Увидев машину с дубовым паркетом, он онемел, глаза его загорелись, он уже мысленно с кем-то спорил, что-то доказывал. Шофер остался в машине, мы втроём отправились в управление. Оказалось, что этот паркет предназначался для олимпийской деревни, когда она строилась, но по какой-то причине паркет забраковали, была повышена влажность. Он пролежал какое-то время в складе, а теперь достался нам. Машина была разгружена на одном из складов завода, сразу были оформлены документы на вторую машину. Гости сказали, что они не понимают в марках стали, но им нужно, чтобы соответствовал диаметр и чтобы она пружинила. Заводские специалисты определили класс и марку стали из штабелей брака, проволоки, которая на канаты использоваться не могла. Отобрали 14 тонн, семь тонн погрузили на одну машину, а вторая половина осталась ждать своей машины, которая должна была приехать с дома после разгрузки паркета. Мы с экспедиторами передали документы на недостающее количество паркета и соответственно документы на проволоку. Все были довольны.
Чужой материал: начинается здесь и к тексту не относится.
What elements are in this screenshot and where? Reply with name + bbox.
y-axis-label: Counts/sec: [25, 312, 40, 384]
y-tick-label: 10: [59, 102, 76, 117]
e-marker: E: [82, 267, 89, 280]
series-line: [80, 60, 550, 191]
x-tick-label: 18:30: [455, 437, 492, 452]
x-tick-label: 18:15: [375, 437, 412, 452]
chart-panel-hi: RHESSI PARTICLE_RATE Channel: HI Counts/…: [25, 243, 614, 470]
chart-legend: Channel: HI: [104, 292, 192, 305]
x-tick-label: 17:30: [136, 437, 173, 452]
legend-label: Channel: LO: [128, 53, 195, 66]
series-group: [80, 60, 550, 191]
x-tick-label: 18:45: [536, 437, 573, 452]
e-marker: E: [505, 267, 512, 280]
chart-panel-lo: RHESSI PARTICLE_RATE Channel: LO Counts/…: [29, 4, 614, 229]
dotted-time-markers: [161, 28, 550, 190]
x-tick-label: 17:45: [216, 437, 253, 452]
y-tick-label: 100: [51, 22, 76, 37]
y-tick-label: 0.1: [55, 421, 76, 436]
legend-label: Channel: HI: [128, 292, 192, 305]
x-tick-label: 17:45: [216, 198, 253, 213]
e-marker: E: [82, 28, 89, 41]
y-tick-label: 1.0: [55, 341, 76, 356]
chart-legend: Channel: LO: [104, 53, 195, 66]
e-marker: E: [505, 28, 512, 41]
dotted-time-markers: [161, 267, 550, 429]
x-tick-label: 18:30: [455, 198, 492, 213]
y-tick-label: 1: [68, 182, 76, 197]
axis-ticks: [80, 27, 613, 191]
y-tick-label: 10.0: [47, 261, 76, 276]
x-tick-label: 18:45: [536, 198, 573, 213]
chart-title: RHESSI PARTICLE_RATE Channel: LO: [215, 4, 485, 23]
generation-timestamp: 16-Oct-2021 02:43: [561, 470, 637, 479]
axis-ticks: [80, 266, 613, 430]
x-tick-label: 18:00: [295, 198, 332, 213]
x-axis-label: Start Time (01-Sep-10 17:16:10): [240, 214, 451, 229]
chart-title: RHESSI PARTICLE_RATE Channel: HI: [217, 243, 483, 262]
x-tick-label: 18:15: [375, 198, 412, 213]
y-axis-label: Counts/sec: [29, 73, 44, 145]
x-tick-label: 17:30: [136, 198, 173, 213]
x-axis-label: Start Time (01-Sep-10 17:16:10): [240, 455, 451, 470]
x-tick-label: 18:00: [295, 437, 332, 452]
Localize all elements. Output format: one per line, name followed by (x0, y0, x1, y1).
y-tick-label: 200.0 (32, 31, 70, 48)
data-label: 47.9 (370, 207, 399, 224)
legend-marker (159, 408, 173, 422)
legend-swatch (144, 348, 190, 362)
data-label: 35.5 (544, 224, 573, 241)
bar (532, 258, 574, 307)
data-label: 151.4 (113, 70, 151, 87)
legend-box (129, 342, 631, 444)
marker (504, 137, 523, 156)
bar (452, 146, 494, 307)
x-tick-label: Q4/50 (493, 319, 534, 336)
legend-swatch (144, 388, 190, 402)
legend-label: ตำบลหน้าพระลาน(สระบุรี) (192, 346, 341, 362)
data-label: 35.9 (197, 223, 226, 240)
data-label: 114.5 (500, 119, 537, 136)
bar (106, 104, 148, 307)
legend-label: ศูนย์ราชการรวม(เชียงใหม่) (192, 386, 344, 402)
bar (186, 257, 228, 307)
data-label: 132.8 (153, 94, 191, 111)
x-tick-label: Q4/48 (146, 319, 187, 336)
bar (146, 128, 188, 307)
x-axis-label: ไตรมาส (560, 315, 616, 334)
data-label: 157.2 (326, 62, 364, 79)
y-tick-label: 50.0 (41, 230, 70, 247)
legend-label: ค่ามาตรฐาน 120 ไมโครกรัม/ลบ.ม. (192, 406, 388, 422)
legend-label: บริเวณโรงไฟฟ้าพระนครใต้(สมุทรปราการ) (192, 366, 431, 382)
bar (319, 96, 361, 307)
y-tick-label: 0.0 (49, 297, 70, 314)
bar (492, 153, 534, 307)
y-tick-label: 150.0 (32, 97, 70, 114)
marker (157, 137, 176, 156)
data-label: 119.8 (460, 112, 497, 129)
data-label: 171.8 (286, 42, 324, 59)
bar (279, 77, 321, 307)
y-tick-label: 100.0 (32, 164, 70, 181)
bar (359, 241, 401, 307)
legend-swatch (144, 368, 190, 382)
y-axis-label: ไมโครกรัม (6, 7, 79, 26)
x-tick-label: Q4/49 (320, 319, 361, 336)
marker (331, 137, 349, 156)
Машины с сантехоборудованием продолжали приходить. Оказывается, был какой-то указ, что если из Москвы уходящий транспорт, независимо кому принадлежащий, был без груза, то его загружали попутным грузом, даже если эти машины выходили своим ходом с ЗИЛа. У нас начали монтировать сантехнику, чтоб к зиме закрыть помещение и начать отапливать его. Соседи уже врезались в магистраль, а нам нужно было врезаться в подающую трубу соседей. С завода приходили добровольцы из будущих жильцов дома, кто только мог крутить гайки, соединять резьбы. Однако без «но» в нашей стране ничего не может существовать. Пришёл приказ из министерства чёрной металлургии Украины об объединении двух заводов с целью сокращения административного аппарата заводов. Почти никого не сократили, кроме директора, а два завода, выполняющих большую работу, вывели из строя на долгое время. Ясно было, что директором объединённого завода станет Стрижаков Иван Павлович.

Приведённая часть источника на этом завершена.